Школьные годы – их Хельга не любит вспоминать. Нет, не то что все в них было плохо. Училась-то она легко и не потому, что нужно было соответствовать, а просто давалось ей все без особого труда, само в руки шло. Память ли у нее была хорошей или способности.
Труднее всего психологически дался первый класс. Мать в своем воспитательном раже чуть не отбила ей охоту заниматься.
 До сих пор Хельга с ужасом вспоминает эти методы, хотя потом так же безжалостно применяла их к дочери. Правда, без того успеха, какого достигла мать. Отбила дочке охоту учиться, напрочь отбила.

А делала мать так. Если Хельга допускала описку по невнимательности или обводила неверно написанную букву поверх, мать, проверявшая тетради ежедневно, педантично, тут же демонстративно рвала тетрадь, клала перед ней новую и заставляла переписывать всю тетрадь, а не только сегодняшнюю работу, заново.
А ведь иногда полтетради было уже исписано. И не дай бог здесь ошибиться еще раз, все начнется снова. Иной раз часов до одиннадцати, а то и двенадцати ночи, сидела пыхтела.
Борьба эта в итоге закончилась тем, что Хельга поняла, лучше здесь и сейчас не отвлекаться и постараться, чем вновь и вновь переделывать работу под надзором инквизитора.

У матери была книга по взращиванию и воспитанию детей. Что уж она там вычитывала, Хельга не знала, но воспитание ее не вызывало в ребёнке ничего, кроме тихого упрямого протеста и записывания на счет обид, новых и новых.

Хорошо хоть стихи учить Хельге удавалось быстро и легко, а то бы и этим мать ее допекла. Читать Хельга не особенно любила, но нужно было проявлять прилежание, чтобы не нарываться на материнские упреки, и она прочитывала от корки до корки те книги, что полагались по школьной программе, ведь мать в любой момент была готова задать вопрос по содержанию или по любому отрывку.
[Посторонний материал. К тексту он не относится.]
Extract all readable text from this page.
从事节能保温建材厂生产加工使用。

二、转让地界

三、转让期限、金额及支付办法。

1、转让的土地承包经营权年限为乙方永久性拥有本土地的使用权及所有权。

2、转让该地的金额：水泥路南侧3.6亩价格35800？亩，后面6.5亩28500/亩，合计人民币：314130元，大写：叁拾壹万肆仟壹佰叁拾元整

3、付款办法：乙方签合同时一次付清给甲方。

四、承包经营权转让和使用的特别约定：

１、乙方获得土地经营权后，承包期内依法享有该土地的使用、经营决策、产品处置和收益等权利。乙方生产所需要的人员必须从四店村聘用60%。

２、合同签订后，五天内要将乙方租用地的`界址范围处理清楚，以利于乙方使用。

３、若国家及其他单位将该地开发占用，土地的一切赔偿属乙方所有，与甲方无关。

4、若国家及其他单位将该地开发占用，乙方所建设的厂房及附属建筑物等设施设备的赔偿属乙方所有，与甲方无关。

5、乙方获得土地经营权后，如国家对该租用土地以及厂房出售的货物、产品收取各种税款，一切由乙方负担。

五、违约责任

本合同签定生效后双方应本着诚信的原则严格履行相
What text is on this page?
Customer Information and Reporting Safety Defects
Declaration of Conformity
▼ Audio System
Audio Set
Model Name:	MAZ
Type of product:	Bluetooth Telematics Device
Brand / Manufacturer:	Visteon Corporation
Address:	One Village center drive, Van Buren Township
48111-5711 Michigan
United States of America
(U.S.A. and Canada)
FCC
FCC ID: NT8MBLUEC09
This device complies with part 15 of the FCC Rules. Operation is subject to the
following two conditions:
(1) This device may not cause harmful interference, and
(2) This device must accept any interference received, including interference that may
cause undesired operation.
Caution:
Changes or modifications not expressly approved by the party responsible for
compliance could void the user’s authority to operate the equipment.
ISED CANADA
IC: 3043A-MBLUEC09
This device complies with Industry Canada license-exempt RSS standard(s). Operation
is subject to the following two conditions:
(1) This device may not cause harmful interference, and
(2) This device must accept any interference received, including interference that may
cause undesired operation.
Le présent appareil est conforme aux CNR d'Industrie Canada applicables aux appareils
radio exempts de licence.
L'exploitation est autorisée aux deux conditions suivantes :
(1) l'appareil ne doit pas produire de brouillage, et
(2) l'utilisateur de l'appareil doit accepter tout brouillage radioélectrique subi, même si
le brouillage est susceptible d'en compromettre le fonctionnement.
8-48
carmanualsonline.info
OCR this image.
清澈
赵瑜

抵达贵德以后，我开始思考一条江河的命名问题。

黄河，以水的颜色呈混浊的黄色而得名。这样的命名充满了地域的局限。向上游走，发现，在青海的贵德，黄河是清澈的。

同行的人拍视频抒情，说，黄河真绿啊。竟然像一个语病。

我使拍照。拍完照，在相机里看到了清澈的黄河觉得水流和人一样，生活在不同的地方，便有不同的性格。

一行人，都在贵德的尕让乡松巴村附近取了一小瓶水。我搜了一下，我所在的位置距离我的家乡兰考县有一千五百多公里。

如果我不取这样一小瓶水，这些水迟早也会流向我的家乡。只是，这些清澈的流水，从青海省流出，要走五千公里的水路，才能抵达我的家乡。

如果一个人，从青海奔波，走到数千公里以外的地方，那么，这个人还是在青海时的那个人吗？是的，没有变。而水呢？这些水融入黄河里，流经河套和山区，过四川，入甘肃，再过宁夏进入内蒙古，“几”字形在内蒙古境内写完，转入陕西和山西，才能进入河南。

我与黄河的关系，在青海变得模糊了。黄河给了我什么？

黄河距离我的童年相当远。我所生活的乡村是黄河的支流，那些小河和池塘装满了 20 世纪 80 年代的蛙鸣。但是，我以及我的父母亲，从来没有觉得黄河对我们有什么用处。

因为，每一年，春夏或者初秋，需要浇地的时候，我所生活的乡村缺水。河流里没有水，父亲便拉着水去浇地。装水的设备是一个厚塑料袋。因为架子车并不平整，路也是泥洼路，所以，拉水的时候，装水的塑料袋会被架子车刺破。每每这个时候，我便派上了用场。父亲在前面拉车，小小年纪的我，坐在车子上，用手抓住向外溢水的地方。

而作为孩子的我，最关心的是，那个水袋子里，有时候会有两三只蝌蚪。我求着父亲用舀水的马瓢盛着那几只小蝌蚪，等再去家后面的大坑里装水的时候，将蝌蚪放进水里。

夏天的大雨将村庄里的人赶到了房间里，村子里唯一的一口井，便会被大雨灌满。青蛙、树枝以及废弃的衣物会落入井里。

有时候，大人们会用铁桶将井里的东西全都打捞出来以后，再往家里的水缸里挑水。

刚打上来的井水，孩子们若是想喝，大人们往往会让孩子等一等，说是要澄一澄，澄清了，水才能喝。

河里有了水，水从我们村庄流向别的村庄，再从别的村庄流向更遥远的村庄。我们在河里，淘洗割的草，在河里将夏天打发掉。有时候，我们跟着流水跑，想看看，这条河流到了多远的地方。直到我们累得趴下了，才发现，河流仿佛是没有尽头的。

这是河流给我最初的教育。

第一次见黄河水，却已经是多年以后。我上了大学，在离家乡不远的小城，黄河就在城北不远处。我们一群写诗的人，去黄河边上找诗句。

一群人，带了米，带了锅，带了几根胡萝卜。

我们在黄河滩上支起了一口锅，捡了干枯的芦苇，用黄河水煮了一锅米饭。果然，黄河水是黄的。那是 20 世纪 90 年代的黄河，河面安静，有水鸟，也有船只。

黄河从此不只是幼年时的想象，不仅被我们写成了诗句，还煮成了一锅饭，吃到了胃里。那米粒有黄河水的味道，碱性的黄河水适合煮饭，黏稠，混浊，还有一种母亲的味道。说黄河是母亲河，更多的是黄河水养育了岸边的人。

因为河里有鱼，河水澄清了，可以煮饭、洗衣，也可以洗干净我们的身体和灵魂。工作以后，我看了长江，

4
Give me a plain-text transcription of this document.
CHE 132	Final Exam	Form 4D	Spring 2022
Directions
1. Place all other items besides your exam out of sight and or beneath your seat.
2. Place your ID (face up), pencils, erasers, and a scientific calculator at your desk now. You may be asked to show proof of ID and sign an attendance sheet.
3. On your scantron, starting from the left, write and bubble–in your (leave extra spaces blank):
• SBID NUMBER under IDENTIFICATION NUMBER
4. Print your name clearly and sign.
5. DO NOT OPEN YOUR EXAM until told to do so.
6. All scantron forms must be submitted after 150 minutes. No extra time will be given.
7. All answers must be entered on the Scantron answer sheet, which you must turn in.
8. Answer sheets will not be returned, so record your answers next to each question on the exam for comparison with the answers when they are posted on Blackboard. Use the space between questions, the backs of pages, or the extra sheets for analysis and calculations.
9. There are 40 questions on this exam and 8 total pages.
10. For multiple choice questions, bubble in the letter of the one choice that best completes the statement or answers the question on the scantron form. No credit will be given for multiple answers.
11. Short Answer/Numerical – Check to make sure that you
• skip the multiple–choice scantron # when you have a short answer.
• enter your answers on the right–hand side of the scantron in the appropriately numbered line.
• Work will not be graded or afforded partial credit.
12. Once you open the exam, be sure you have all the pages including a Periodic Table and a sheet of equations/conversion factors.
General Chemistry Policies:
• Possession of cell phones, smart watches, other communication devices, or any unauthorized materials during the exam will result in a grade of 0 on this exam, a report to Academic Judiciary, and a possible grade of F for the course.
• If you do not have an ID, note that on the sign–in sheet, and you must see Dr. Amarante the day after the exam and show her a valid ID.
А так быстро оттарабанишь и свободна.

Вообще Хельга старалась как можно меньше контактировать с матерью. Этому способствовало и то, что мать теперь была завучем старших классов, помимо преподавания, и парторгом школьной партячейки.
 Так что занятость большая, к тому же и партсобрания, и конференции учителей, и курсы повышения квалификации. В общем, можно было улизнуть из-под материнской опеки.

Но зато в свободное время мать дорывалась до муштры по полной программе. По мере взросления Хельги возрастали и нагрузки по дому, ложившиеся на ее плечи. Теперь ей приходилось и драить пол, и мыть посуду, и полоть огород.
Хорошо, что за водой на колодец ходил отец, а для огорода им провели водопровод летний, времянку. Так что в этом облегчение было. А потом отец построил душ в огороде, и если в холодное время они ходили мыться в баню, то в летнее прекрасно обходились душем у себя во дворе.

Отец, он вообще рукодельный, вон погреб они с дедом сделали, а над ним целые хоромы возвели, там теперь летом Мишка жить стал, чтобы значит не жарко и не тесно в доме. А ведь летом то отцовы сестры с детьми нагрянут, то материны приедут. Полон дом набьется.
У деда на половине в террасе чулан, так его тоже под комнату переоборудовали на лето. Обычно отцова родня чаще на дедовой половине и располагалась, а материна только у них. Так что есть где развернуться.

 Дед еще гараж к хлеву пристроил. Мотоциклом обзавелся. Всей деревней обнову обкатывали. Урал с коляской, голубой, красивый. Хельгу теперь отец часто в лес, к себе на работу катал. Пока он там делами занимается, она ягод да грибов наберет.
Ходит только с компасом, боится потеряться, а за компас у нее пять по географии было. Она быстро обращаться с ним обучилась. Компас у нее отцов, отец его с фронта привез, трофейный, немецкий. А еще часы самолетные тоже немецкие трофейные. И ходят исправно, ни на минутку не отстают.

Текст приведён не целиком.